Plan Document: In accordance with ERISA Section 402, every employee benefit plan must be established and maintained pursuant to a written instrument that provides for one or more named fiduciaries who have the authority to control and manage the operation and administration of the plan. Additionally, the plan must provide a procedure for establishing and carrying out a funding policy, describe any procedures for the allocation of responsibilities for the plan's operation and administration, provide a procedure for amending the plan, identify who has the authority to amend the plan, and specify on what basis payments are made to and from the plan. Because the group insurance carriers provide a system-generated document, many of these requirements must be met by means of a separate document that "wraps-around" the insurance company's contract, thereby creating an acceptable and compliant plan document.

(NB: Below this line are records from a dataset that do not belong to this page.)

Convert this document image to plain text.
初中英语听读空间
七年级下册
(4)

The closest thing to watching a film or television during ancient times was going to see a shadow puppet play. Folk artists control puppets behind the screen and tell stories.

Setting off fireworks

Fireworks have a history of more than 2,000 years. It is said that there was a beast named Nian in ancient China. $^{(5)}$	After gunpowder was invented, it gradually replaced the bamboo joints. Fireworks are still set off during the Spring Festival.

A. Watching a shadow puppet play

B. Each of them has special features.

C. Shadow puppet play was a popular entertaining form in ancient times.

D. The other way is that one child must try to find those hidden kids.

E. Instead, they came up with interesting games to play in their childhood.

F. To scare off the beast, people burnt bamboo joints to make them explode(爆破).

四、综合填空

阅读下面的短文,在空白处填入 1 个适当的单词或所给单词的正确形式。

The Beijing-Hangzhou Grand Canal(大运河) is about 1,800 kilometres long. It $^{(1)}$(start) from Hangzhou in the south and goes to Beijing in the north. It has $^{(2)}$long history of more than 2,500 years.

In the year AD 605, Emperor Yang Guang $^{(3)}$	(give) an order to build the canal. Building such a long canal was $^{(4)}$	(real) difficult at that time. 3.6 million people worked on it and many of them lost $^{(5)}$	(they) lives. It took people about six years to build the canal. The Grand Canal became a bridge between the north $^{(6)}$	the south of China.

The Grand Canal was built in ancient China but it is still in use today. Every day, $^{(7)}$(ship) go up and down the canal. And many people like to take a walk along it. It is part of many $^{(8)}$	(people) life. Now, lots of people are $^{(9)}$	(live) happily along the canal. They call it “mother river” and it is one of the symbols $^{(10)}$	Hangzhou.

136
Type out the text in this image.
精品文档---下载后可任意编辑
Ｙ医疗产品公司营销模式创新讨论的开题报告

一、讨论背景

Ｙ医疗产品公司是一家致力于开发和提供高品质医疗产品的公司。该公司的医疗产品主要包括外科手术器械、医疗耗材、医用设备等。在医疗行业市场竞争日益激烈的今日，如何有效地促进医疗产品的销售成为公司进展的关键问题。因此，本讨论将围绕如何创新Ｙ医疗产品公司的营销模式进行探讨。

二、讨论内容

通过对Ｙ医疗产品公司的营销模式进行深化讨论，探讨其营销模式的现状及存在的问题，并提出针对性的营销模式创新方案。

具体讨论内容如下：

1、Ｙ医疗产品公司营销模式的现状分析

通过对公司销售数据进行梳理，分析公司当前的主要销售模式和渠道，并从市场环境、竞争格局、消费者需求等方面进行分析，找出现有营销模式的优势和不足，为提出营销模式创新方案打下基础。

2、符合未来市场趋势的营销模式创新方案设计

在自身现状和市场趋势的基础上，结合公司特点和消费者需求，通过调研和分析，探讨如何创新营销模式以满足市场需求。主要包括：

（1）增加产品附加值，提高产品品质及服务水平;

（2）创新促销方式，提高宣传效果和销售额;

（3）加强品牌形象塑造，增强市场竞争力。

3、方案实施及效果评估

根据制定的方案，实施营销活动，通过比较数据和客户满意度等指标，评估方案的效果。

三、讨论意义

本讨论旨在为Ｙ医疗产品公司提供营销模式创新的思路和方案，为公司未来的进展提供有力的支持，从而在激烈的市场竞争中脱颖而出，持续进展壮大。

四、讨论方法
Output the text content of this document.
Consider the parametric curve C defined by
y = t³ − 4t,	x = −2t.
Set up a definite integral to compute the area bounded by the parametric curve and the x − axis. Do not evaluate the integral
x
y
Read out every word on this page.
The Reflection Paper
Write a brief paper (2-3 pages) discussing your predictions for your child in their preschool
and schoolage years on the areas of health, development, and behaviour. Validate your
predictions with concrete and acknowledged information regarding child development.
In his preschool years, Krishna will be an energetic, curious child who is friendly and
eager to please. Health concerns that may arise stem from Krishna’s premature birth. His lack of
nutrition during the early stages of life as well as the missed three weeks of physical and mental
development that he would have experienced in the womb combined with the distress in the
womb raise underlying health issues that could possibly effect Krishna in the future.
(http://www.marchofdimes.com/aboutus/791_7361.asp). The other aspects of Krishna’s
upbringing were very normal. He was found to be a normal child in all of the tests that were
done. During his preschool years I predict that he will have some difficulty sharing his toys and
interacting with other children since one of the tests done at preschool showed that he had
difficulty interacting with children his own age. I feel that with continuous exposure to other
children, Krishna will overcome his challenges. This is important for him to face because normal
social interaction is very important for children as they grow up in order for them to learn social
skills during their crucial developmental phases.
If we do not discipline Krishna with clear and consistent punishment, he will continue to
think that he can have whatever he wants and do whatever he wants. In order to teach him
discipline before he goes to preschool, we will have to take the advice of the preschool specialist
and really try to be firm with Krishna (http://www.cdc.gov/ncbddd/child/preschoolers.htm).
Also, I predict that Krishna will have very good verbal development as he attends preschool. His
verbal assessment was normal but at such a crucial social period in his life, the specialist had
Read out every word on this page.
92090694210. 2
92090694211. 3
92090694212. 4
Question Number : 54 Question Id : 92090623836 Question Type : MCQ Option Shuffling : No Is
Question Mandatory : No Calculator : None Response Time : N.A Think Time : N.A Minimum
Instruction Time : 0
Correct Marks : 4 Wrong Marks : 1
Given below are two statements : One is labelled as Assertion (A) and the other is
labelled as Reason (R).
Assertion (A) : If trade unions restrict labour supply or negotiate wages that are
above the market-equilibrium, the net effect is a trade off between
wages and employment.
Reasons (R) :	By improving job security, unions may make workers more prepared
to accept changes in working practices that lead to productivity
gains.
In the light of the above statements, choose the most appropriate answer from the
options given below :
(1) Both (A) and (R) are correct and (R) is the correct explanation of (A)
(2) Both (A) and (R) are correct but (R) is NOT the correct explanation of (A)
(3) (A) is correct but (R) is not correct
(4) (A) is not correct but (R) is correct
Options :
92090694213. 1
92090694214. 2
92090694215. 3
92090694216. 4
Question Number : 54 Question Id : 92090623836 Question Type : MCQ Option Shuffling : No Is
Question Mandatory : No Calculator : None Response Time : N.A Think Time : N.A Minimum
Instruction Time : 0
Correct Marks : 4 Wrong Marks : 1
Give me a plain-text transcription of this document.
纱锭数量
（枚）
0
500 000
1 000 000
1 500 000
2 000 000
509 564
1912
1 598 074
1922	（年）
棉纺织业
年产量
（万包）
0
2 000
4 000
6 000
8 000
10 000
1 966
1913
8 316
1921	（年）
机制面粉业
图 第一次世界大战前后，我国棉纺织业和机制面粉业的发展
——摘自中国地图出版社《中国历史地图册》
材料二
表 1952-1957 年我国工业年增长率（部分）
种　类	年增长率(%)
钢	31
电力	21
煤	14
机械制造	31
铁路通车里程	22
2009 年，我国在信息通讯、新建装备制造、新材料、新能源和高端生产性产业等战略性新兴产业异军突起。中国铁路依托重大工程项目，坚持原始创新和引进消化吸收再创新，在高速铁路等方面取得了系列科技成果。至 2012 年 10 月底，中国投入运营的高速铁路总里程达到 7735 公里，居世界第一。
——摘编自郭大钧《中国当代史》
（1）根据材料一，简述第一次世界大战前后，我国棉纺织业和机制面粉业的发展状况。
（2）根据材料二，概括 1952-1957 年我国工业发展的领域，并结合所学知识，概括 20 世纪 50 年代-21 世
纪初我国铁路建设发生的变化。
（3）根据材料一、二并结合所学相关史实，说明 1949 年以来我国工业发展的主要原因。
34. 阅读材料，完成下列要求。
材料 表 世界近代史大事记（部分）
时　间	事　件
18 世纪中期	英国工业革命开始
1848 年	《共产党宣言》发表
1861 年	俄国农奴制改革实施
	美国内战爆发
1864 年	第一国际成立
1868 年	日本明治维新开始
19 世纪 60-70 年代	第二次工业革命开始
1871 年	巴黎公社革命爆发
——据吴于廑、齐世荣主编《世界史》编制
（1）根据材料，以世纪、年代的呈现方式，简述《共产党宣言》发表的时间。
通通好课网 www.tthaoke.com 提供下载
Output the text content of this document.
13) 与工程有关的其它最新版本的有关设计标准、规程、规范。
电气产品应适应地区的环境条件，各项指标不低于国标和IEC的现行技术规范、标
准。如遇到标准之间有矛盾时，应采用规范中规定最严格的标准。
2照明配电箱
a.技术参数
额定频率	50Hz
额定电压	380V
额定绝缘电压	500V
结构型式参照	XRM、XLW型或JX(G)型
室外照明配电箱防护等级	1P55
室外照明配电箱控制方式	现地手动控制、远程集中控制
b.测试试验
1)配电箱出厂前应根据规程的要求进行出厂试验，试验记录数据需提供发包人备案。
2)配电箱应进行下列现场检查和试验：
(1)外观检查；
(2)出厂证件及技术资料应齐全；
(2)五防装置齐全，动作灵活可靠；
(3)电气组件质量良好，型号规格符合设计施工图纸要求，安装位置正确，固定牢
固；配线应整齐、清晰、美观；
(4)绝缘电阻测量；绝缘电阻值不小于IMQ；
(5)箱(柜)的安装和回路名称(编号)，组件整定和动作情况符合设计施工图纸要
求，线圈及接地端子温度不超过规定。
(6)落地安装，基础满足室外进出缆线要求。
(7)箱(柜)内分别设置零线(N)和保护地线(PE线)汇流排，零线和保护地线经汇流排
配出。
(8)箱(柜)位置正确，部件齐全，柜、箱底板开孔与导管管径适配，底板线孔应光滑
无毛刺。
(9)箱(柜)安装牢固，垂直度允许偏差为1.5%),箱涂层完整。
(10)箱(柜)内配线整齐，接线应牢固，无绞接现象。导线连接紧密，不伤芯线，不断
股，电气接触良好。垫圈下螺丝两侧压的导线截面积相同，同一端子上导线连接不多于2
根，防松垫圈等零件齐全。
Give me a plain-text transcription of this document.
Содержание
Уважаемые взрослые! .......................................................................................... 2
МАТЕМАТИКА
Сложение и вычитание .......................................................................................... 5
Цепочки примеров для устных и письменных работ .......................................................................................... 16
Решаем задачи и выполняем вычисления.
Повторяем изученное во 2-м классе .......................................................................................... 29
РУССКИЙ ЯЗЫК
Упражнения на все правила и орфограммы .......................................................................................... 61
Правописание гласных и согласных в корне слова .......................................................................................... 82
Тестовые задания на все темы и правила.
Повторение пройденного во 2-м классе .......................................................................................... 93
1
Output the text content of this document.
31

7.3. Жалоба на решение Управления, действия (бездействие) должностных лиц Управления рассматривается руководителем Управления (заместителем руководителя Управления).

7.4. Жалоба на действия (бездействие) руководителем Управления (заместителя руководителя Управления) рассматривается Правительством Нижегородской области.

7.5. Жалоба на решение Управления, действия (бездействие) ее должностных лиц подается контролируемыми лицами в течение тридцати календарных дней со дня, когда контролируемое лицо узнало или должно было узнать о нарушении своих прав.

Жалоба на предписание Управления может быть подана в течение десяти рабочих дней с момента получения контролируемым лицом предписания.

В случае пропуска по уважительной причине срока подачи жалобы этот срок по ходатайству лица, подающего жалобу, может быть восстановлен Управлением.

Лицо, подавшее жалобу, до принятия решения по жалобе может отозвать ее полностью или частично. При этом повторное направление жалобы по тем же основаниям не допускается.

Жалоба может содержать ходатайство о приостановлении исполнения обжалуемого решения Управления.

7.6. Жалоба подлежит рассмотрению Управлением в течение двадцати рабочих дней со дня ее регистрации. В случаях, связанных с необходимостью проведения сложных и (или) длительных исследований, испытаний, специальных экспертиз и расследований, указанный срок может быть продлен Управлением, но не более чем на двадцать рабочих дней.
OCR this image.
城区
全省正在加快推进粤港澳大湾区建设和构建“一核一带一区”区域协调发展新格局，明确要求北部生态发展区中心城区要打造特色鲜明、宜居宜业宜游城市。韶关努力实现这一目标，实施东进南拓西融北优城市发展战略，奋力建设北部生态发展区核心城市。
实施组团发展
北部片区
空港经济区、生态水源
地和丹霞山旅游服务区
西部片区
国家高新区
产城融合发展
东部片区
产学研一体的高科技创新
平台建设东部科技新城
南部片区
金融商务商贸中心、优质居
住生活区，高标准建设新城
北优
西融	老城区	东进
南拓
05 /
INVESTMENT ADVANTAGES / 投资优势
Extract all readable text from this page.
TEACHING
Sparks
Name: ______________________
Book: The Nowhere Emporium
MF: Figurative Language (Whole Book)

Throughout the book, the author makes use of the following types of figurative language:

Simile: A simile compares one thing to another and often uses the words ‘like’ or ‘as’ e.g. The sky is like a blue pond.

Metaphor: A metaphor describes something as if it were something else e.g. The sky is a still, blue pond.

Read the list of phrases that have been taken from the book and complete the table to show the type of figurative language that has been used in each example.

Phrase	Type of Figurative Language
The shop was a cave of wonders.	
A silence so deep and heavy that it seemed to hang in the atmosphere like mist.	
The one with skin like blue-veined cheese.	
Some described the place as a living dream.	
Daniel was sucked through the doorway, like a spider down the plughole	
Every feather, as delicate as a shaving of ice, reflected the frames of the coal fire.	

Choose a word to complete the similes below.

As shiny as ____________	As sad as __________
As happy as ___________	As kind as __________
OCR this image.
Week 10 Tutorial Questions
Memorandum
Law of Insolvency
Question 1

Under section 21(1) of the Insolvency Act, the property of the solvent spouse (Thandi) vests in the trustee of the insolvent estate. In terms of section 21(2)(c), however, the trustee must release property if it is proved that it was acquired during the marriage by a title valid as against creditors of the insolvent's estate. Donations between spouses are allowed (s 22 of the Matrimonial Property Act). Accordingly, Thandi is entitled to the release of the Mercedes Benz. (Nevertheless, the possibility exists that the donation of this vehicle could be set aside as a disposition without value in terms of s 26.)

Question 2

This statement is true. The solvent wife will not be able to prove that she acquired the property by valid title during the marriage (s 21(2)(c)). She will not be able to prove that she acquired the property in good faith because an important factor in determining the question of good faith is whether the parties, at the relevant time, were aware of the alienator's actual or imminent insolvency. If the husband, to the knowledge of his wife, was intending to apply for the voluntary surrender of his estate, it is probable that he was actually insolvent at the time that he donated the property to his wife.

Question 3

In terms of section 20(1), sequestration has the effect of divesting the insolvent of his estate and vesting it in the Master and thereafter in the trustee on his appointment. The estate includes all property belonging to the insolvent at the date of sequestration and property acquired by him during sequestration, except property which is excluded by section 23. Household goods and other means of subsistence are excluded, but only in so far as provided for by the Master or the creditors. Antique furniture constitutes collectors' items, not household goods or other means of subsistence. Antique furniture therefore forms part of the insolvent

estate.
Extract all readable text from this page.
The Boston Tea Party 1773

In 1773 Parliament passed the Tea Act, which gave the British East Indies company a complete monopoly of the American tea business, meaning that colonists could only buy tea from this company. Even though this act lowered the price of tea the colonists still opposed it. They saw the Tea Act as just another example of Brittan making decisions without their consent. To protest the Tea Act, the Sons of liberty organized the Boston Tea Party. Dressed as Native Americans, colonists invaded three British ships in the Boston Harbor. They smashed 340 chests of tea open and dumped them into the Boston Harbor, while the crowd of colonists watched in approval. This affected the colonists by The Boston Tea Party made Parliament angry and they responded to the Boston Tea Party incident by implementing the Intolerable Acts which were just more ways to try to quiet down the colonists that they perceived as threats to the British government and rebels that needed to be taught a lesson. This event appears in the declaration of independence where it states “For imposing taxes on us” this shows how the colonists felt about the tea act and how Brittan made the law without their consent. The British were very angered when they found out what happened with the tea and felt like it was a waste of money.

Summary Plan Description (SPD): Similarly, an insurance company's certificate of insurance must often be "wrapped" to include several required provisions. The SPD is the primary vehicle for informing employees about the plan, its operation, and its requirements. As such, it must be written in a manner calculated to be understood by the average plan participant and must be sufficiently comprehensive to inform participants of their benefits, rights and obligations under the plan. Group insurance carriers provide a system-generated certificate of insurance that may not include the provisions required in an SPD. In such cases, additional provisions must be added by means of a separate document that "wraps-around" the insurance company's certificate to create an acceptable and compliant SPD.

To create a compliant SPD from an insurance company's certificate of insurance, the plan sponsor must often add several additional provisions in a wrap document, including but not limited to:

  • The plan name
  • The plan sponsor's name and address
  • The plan sponsor's employer identification number
  • The type of welfare plan
  • The type of administration of the plan (contract, insurer)
  • The name, business address and business phone number of the plan administrator
  • The name of the person designated as agent for service of legal process
  • The plan's requirements respecting eligibility for participation and for benefits
  • The plan sponsor's termination rights.

A complete SPD must automatically be provided to participants within 90 days of becoming covered under the plan and generally must be furnished every five years if changes have been made to the SPD information or the plan is amended.

Because some plan documents must be furnished automatically (SPD) or upon written request (plan document, latest Form 5500s) within 30 days, we recommend that all employers review their compliance posture with regards to these required documents. Certainly, we can assist clients in preparing these wrap documents or reviewing those created by outside brokers and consultants to ensure legal compliance before adoption.